The organization had long threatened to make this move if HB2 stayed on the books in its discriminatory form. In June, amidst rumors of amendments to the law that were minor at best, the NBA released a statement that it did not support such minimal changes.
Now, the NBA said in a statement, “While we recognize that the NBA cannot choose the law in every city, state, and country in which we do business, we do not believe we can successfully host our All-Star festivities in Charlotte in the climate created by HB2.” The organization believes that the purpose of the event is to “bring together all members of the NBA community — current and former players, league and team officials, business partners, and fans,” including those who identify as LGBT.
Related: LGBT leaders thank Charlotte City Council for not repealing non-discrimination ordinance
The NBA’s statement alludes to a key result of HB2; the social climate of the state has changed severely during the six months following the legislation’s approval.
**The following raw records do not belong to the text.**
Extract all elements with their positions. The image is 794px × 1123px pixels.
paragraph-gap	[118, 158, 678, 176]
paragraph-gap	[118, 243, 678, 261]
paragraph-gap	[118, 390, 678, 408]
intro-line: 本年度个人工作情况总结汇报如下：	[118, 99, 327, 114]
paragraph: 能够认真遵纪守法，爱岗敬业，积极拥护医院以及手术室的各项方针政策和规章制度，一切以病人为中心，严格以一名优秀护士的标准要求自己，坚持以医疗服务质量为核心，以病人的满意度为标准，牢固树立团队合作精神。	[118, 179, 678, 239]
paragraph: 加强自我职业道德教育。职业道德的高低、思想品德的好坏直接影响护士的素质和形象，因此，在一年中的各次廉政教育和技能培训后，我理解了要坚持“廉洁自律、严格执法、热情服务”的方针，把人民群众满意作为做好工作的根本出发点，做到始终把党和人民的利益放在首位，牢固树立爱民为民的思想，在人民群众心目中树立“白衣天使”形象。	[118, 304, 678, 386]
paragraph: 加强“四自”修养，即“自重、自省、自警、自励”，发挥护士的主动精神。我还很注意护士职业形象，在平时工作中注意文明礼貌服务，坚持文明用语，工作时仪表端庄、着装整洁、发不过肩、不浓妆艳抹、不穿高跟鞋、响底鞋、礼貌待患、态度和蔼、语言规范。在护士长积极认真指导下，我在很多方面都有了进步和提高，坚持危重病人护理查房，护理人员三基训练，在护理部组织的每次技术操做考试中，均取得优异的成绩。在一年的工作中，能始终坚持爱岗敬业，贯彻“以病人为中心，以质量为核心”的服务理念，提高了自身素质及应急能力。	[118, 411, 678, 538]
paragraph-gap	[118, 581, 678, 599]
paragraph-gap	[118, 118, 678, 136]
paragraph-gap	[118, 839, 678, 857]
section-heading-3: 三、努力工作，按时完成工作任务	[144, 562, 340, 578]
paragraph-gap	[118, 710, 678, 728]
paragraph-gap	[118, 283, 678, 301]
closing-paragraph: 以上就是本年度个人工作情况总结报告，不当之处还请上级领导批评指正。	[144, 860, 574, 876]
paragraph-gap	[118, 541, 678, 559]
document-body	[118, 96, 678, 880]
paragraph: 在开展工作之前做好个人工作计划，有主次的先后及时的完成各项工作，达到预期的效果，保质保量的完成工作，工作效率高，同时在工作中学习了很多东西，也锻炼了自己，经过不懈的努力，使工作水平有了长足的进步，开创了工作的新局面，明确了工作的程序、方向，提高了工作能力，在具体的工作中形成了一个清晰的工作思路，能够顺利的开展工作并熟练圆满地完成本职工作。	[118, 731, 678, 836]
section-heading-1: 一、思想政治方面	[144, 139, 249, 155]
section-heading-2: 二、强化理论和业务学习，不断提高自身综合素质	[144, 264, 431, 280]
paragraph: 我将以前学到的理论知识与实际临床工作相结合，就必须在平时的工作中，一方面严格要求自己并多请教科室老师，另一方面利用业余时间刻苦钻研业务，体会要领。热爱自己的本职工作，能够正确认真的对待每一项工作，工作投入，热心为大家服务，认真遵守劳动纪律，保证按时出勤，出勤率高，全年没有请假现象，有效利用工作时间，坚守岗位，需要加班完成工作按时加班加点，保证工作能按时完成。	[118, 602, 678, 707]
From loud-and-proud protests against the law, to gatherings of faith leaders praying for support of HB2, there has been an undeniable environment of ideological conflict verging on outright hatred. This sense of bitter strife was reaffirmed by Gov. Pat McCrory’s response to the NBA’s decision, a statement which The New York Times described as “blistering.” McCrory condemned “the sports and entertainment elite” and other opponents of HB2 for “misrepresenting our laws.”
Outspoken opponents of the law have praised the NBA’s decision, including Chad Griffin, president of the national organization the Human Rights Campaign.
“Every day that HB2 remains on the books, people across North Carolina are at risk of real harm,” Griffin said in a statement. “We appreciate the leadership of the NBA in standing up for equality and call once again on lawmakers to repeal this vile HB2 law.”
Related: Duke Blue Devils have hole in schedule due to HB2
The Gay, Lesbian and Straight Education Network (GLSEN) released another statement praising the NBA’s decision.
“On behalf of lesbian, gay, bisexual, transgender, queer and questioning (LGBTQ) youth across the country, GLSEN thanks the NBA for sending a strong and clear message that discrimination is unacceptable,” said Executive Director Dr. Eliza Byard. “When the chips are down, true allies make the tough call. Right now, the defense of civil rights for all communities must be front and center for all of us.”
Political candidates have not missed the chance to comment as well. Linda Coleman, a candidate for North Carolina lieutenant governor, responded that the NBA’s announcement is “yet another sad example of how the reckless Republican agenda in Raleigh is hurting our economy.”
At the local level, Charlotte Mayor Jennifer Roberts expressed her deep disappointment, reminding readers that “Charlotte has shown its commitment to equal rights and inclusion and will continue to promote those values.”
The Professional Golf Association (PGA) seems to be inclined to follow suit with the NBA. The PGA said in a statement, “As we look to future events, our willingness to consider coming back to the state of North Carolina will be severely impacted unless HB2 is overturned.”
Related: NCAA reconsidering non-LGBT friendly host cities, could affect Carolinas
The PGA did, however, clarify that their upcoming tour will remain in North Carolina, citing that the Quail Hollow Club where it will be held “is a private facility not subject to all the provisions of HB2, at the 2017 PGA Championship we plan to allow spectators to use the restroom that conforms with their gender identity or gender expression.”
With such a major financial blow to the state, it remains to be seen whether the legislature will take action and perhaps call another special legislative session — this one to repair the damage that the infamous March session provoked.